There are no jobs in the private sector available for these folks today. What would be wrong with a federal program to put a large number of them to work for the public good?

Almost certainly, we could vastly improve our state’s physical condition and give these folks a better life with new meaning for a tiny fraction of what we spent to destroy the infrastructure of Iraq.

I’m assuming he comes from the school of thought that goes something like, “if Republicans can spend on defecits, surely we’re entitled to – after all, we’ll do something good with it.” (I’m amazed at how Democrats, Obama included, never get the blame for bailouts and war, but anyway…) What Mr. Lessenberry fails to realize is that a) our government doesn’t have money for anything b) we ought to be worried about getting out of debt instead of frivilously blowing on social projects and c) there is no returning to the “greatness for Detroit”; welcome to post-Detroit Michigan.

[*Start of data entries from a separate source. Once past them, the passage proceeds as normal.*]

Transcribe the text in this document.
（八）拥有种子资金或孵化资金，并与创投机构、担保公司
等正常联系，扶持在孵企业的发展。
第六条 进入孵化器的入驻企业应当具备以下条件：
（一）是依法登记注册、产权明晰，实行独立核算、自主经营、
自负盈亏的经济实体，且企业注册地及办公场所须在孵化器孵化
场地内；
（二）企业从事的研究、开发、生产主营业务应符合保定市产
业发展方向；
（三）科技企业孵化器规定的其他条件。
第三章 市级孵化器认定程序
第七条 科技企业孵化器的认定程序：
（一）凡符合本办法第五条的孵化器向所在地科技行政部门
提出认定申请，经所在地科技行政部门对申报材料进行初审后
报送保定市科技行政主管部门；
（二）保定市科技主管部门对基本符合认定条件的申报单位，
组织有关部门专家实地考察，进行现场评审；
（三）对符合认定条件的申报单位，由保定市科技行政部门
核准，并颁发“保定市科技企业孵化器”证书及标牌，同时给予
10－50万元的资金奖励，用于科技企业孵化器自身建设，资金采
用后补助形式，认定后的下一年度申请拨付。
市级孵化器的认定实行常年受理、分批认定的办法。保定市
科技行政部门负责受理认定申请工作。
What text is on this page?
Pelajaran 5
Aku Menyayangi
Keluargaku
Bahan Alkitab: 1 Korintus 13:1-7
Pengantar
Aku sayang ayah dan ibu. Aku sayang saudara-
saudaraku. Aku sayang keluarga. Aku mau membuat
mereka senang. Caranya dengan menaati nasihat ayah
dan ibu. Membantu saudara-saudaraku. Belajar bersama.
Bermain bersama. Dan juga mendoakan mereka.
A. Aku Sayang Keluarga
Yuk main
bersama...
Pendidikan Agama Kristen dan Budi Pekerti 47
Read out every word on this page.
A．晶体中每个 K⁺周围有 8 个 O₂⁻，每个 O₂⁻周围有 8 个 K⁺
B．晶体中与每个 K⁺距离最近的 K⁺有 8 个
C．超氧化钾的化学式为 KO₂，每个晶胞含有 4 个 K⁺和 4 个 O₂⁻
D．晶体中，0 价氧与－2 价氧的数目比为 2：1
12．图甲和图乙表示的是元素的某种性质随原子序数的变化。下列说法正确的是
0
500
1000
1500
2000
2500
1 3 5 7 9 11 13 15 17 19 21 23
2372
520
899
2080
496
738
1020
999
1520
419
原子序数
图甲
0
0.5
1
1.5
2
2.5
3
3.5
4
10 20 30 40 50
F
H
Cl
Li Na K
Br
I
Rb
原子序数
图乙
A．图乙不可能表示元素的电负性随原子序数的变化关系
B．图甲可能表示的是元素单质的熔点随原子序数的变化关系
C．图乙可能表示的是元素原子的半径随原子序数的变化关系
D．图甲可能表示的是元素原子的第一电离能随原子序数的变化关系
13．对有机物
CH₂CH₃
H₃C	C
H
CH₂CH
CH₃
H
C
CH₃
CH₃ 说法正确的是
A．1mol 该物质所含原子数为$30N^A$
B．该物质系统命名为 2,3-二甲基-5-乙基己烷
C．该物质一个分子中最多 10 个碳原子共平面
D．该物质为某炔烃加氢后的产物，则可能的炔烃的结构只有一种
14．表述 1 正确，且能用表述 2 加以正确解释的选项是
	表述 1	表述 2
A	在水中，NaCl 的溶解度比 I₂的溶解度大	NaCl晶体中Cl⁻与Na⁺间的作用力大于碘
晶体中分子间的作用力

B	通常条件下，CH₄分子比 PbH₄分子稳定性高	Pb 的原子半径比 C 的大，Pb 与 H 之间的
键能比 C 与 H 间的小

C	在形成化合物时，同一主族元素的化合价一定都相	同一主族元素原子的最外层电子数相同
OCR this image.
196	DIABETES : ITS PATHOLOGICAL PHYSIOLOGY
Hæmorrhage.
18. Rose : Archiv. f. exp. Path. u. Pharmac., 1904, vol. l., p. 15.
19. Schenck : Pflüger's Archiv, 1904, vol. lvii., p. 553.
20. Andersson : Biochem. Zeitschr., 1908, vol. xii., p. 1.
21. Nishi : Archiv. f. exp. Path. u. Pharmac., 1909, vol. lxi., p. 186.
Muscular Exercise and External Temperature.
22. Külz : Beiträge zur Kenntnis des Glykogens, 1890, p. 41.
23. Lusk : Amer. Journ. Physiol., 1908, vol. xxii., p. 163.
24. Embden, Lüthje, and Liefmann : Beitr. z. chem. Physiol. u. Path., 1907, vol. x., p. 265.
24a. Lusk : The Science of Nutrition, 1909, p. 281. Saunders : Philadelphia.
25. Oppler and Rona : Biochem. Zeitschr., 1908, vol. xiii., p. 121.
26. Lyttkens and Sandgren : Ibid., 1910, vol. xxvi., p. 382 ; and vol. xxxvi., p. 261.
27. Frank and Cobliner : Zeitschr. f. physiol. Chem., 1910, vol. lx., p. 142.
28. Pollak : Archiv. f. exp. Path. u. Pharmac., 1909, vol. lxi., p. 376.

Perhaps those workers ought to go to Mexico or somewhere where fastening a bolt on an assembly line is still regarded as a skill in the work force? Of course, why would they do that when they could just milk the government, in particular HUD and the Michigan DHS, until the state is bled to the point of cutting state troopers and teachers? Maybe this will change if we can get a government with enough fortitude to take a stand against the poverty trap, but it’s not forseeable anytime soon.

When he says that we could improve our state’s physical condition, he means everyone not just Detroit, right? Give me a break. It’s over, Mr. Lessenberry – Detroit that is. And like I’ve said many times before, I cannot wait for redistricting in 2010, when presumably, power will shift west and we can be a state, not just Detroit and its baggage.